En 2019, el recuento mundial de casos de malaria fue de 229 millones, una estimación anual que se ha mantenido sin cambios durante los últimos 4 años, según el último informe mundial sobre el paludismo de Naciones Unidas. Ese año, la enfermedad mató a unas 409 mil personas, en comparación con las 411 mil muertes que se produjeron en 2018.

Como en años anteriores, el continente africano registró más del 90% de la carga total de morbilidad. Desde el año 2000, la región ha reducido su número de muertes por paludismo en 44%. Sin embargo, el avance se ha ralentizado en los últimos años, especialmente en países con una alta prevalencia de la enfermedad.
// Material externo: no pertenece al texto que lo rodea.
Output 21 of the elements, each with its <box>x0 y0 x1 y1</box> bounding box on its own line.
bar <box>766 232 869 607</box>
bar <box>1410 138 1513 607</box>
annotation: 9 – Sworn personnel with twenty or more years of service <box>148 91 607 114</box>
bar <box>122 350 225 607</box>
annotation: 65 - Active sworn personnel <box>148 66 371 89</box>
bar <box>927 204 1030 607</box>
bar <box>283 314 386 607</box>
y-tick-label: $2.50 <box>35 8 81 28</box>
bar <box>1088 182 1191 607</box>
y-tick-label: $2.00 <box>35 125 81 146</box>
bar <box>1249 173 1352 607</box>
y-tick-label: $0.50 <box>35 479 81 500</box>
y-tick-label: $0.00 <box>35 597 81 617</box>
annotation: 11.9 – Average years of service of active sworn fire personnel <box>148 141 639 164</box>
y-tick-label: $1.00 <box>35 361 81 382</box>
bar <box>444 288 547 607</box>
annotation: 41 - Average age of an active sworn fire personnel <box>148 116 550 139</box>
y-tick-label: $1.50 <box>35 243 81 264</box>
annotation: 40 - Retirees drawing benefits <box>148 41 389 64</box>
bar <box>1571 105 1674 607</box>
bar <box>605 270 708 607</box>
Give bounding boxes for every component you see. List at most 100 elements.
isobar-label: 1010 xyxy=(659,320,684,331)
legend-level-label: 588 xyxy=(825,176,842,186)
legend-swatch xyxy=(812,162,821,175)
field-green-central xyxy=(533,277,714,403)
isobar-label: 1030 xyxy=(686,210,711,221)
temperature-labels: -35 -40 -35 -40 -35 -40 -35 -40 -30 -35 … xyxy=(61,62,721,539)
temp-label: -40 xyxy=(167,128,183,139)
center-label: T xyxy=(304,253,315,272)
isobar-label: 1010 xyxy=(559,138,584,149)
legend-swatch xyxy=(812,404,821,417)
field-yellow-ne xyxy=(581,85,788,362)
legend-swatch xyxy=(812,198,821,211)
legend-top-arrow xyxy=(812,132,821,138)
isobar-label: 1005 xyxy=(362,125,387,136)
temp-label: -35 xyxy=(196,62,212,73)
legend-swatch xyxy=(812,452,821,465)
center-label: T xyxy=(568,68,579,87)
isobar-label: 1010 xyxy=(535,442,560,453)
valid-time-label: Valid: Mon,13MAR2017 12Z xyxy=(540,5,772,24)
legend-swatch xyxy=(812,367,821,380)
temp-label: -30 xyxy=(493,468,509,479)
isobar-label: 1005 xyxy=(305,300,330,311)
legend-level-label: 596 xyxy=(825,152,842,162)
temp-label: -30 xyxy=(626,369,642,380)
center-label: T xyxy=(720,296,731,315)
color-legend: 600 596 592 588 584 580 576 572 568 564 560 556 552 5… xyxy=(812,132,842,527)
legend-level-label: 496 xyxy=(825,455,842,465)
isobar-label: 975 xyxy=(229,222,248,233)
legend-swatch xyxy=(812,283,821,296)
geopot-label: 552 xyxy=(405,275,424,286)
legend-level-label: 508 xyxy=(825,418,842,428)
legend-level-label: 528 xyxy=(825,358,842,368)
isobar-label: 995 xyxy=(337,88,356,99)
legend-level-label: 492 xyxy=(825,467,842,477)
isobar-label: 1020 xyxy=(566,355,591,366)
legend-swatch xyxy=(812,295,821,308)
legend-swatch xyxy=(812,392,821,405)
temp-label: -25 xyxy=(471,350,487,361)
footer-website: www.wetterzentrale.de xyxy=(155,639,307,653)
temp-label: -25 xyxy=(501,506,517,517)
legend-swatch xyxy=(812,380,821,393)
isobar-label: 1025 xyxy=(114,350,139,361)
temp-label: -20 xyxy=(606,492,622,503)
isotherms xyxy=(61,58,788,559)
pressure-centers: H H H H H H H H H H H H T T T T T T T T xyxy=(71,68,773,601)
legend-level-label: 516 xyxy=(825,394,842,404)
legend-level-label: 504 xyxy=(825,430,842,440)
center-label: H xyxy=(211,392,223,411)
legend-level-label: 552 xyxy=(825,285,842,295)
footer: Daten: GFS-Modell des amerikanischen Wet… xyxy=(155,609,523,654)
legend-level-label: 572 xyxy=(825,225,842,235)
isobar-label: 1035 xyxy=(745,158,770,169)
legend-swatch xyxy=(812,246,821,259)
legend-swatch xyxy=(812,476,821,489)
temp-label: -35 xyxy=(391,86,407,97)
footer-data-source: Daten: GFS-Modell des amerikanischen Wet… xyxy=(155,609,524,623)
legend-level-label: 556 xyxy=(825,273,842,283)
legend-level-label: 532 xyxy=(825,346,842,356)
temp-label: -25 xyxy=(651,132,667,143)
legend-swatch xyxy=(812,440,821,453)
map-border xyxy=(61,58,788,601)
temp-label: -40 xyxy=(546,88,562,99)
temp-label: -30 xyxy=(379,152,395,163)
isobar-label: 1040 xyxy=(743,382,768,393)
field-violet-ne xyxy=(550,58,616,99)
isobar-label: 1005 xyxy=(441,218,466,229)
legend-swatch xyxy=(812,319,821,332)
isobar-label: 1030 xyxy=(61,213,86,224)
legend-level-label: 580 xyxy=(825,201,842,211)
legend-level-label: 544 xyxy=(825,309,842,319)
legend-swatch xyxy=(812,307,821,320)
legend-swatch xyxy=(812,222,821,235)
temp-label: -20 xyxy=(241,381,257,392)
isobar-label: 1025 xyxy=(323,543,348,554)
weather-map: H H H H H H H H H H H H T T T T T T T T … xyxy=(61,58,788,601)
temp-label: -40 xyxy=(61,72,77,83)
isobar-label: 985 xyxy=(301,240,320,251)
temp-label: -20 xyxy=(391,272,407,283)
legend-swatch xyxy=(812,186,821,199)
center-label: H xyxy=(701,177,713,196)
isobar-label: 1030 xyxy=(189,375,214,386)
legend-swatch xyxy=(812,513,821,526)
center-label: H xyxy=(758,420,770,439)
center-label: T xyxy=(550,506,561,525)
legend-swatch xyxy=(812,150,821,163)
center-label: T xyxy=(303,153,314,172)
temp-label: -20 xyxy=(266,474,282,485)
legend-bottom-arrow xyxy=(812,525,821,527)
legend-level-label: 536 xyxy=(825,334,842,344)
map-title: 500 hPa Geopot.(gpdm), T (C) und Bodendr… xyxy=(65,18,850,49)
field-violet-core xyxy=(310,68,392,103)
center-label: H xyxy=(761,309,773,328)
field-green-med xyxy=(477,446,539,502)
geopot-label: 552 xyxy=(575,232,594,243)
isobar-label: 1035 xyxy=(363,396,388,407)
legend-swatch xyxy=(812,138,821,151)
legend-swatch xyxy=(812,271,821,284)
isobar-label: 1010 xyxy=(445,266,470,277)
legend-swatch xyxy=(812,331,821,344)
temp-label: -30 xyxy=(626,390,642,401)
Un déficit de financiamiento tanto a nivel nacional como internacional representa una amenaza importante para el futuro. En 2019, los fondos dedicados a la lucha contra la malaria alcanzaron los 3 mil millones de dólares frente a un objetivo global de 5 mil 600 millones de dólares. La desigualdad a la hora de acceder a las herramientas para salvar las vidas que se lleva la malaria es la que daña los esfuerzos globales para frenar la enfermedad, y se espera que la pandemia de COVID-19 retrase aún más la lucha.

“Es hora de que los líderes de África, y del mundo, se enfrenten una vez más al desafío de la malaria, tal como lo hicieron cuando sentaron las bases para el avance realizado desde principios de este siglo”, dijo el director general de la Organización Mundial de la Salud, el doctor Tedros Adhanom Ghebreyesus.
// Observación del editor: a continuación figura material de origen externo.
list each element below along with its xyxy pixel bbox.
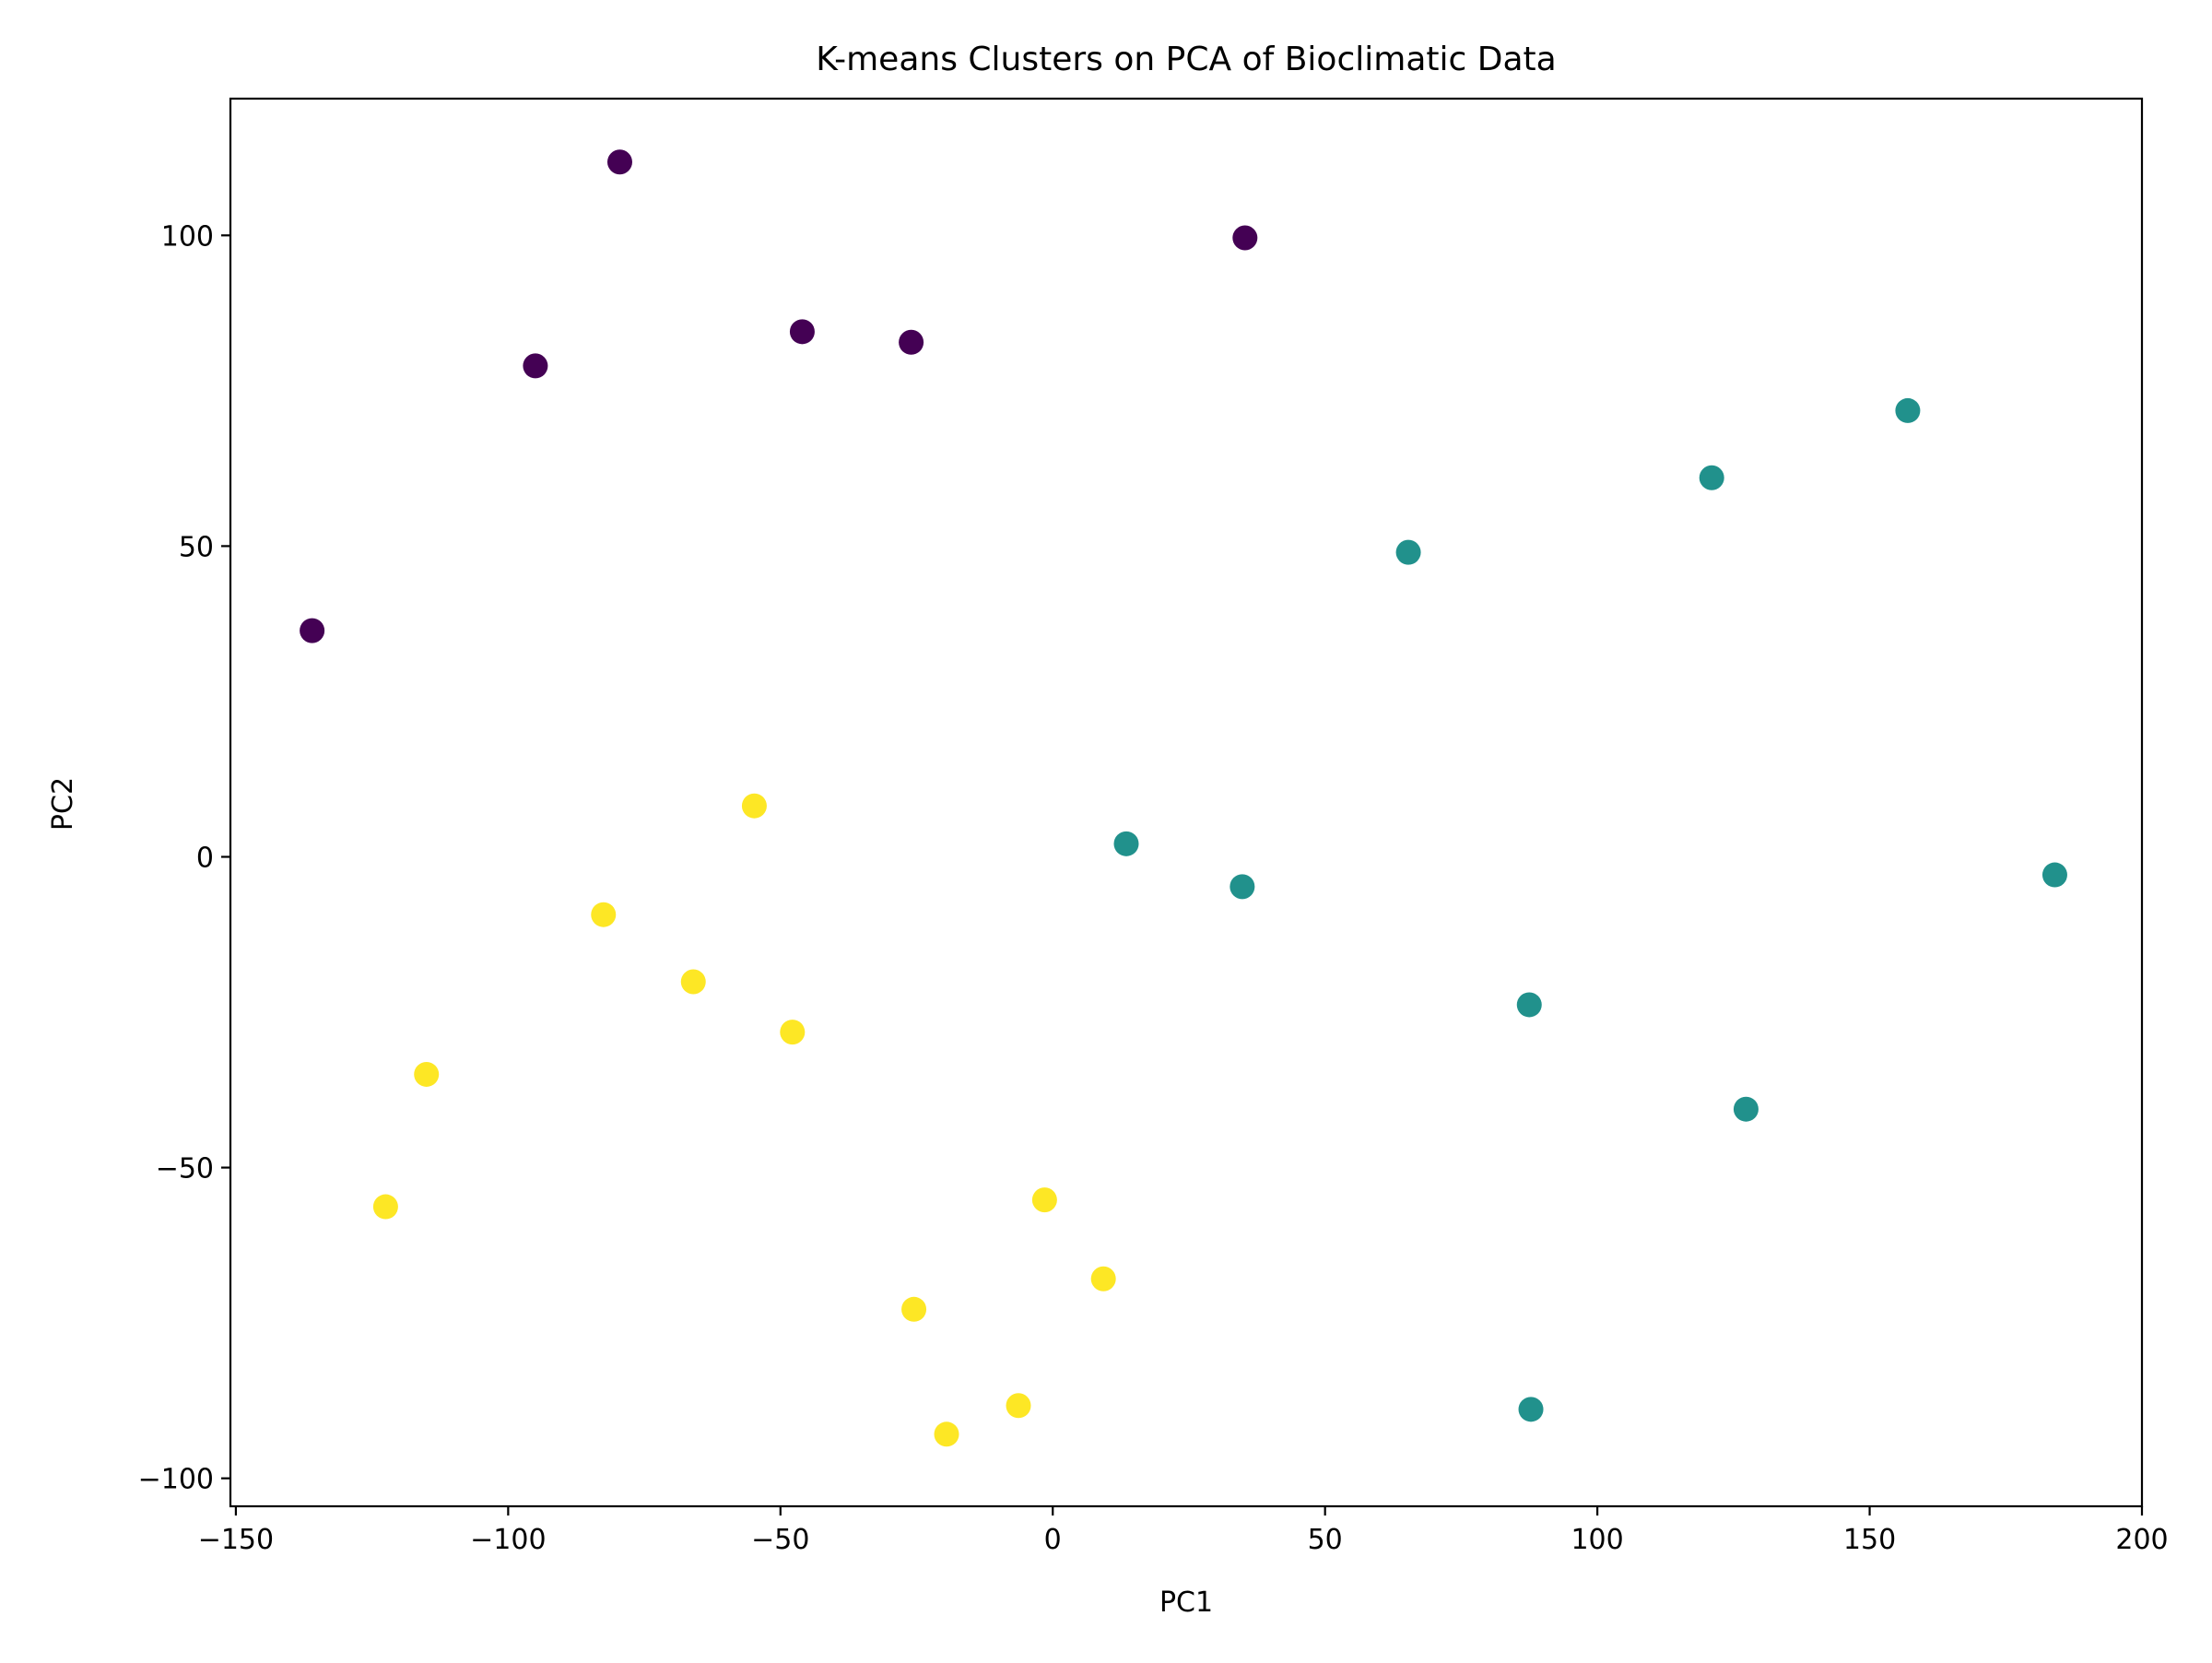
scatter-point-cluster-0 [606,149,632,175]
scatter-point-cluster-2 [741,793,767,819]
scatter-point-cluster-1 [1518,1397,1544,1422]
x-tick-label: −50 [751,1524,809,1556]
scatter-point-cluster-2 [680,969,706,995]
y-tick-label: −50 [156,1153,214,1185]
y-tick-label: 100 [161,220,214,253]
scatter-point-cluster-0 [300,618,325,643]
scatter-point-cluster-2 [934,1421,959,1447]
y-tick-label: 0 [196,842,214,874]
x-tick-label: −150 [198,1524,274,1556]
scatter-point-cluster-1 [1895,397,1921,423]
y-tick-label: −100 [138,1464,214,1496]
x-tick-label: 150 [1843,1524,1896,1556]
scatter-point-cluster-1 [1395,539,1421,565]
y-tick-label: 50 [179,531,214,563]
scatter-point-cluster-1 [1699,465,1724,490]
scatter-point-cluster-0 [789,319,815,345]
scatter-point-cluster-2 [1006,1393,1031,1419]
x-tick-label: 100 [1571,1524,1623,1556]
scatter-point-cluster-2 [414,1061,440,1087]
plot-area-frame [229,97,2144,1508]
scatter-point-cluster-1 [1113,831,1139,856]
scatter-point-cluster-2 [780,1020,806,1045]
plot-marks [300,149,2067,1447]
y-axis-label: PC2 [47,777,79,831]
scatter-point-cluster-1 [1516,992,1542,1018]
scatter-point-cluster-0 [523,353,548,379]
scatter-point-cluster-2 [1031,1187,1057,1213]
x-tick-label: 0 [1044,1524,1062,1556]
chart-title: K-means Clusters on PCA of Bioclimatic D… [816,41,1556,78]
x-tick-label: 200 [2115,1524,2168,1556]
scatter-point-cluster-1 [1230,874,1255,900]
x-axis-label: PC1 [1159,1586,1213,1619]
scatter-point-cluster-2 [1090,1266,1116,1291]
scatter-point-cluster-2 [372,1194,398,1220]
scatter-point-cluster-0 [1232,225,1258,251]
scatter-point-cluster-2 [901,1296,927,1322]
axis-ticks: −150 −100 −50 0 50 100 150 200 −100 −50 0 50 100 [138,220,2169,1556]
x-tick-label: 50 [1308,1524,1343,1556]
scatter-point-cluster-2 [591,902,617,927]
scatter-point-cluster-1 [1733,1096,1759,1122]
scatter-point-cluster-1 [2041,862,2067,888]
scatter-point-cluster-0 [899,329,924,355]
x-tick-label: −100 [470,1524,546,1556]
En el año 2000, líderes africanos firmaron la histórica Declaración de Abuja comprometiéndose a reducir las muertes por paludismo en el continente en un 50% durante un período de 10 años. Según el informe, gracias a esos esfuerzos se han evitado 1500 millones de casos de malaria y 7,6 millones de muertes desde ese año.

Según el informe, la mayoría de las campañas de prevención de la malaria pudieron avanzar este año sin grandes retrasos. Garantizar el acceso a la prevención de la malaria con mosquiteros tratados con insecticida y medicamentos preventivos para niños, ha respaldado la estrategia de respuesta COVID-19 al reducir el número de infecciones por malaria y, a su vez, aliviar la presión sobre los sistemas de salud.

Además, la Organización Mundial de la Salud trabajó desde el primer momento de la pandemia para proporcionar a los países orientación a la hora de adaptar sus respuestas y garantizar la prestación segura de servicios de paludismo durante la pandemia.

Sin embargo, a la Organización le preocupa que las interrupciones moderadas en el acceso al tratamiento puedan provocar una pérdida considerable de vidas.

El informe estima que una interrupción del 10% en el acceso a un tratamiento antimalárico eficaz en el África subsahariana podría provocar 19 mil muertes adicionales. Las interrupciones del 25% y 50% en la región podrían resultar en 46.000 y 100.000 muertes adicionales, respectivamente.

Según el informe, 21 países eliminaron la malaria en las últimas 2 décadas; de estos, 10 países fueron certificados como libres de malaria, pero muchos países con una alta carga de paludismo han ido perdiendo terreno. Según las proyecciones mundiales de la OMS, los objetivos de reducción de la incidencia de casos de paludismo y muertes no se alcanzarán por un margen del 37% y el 22%.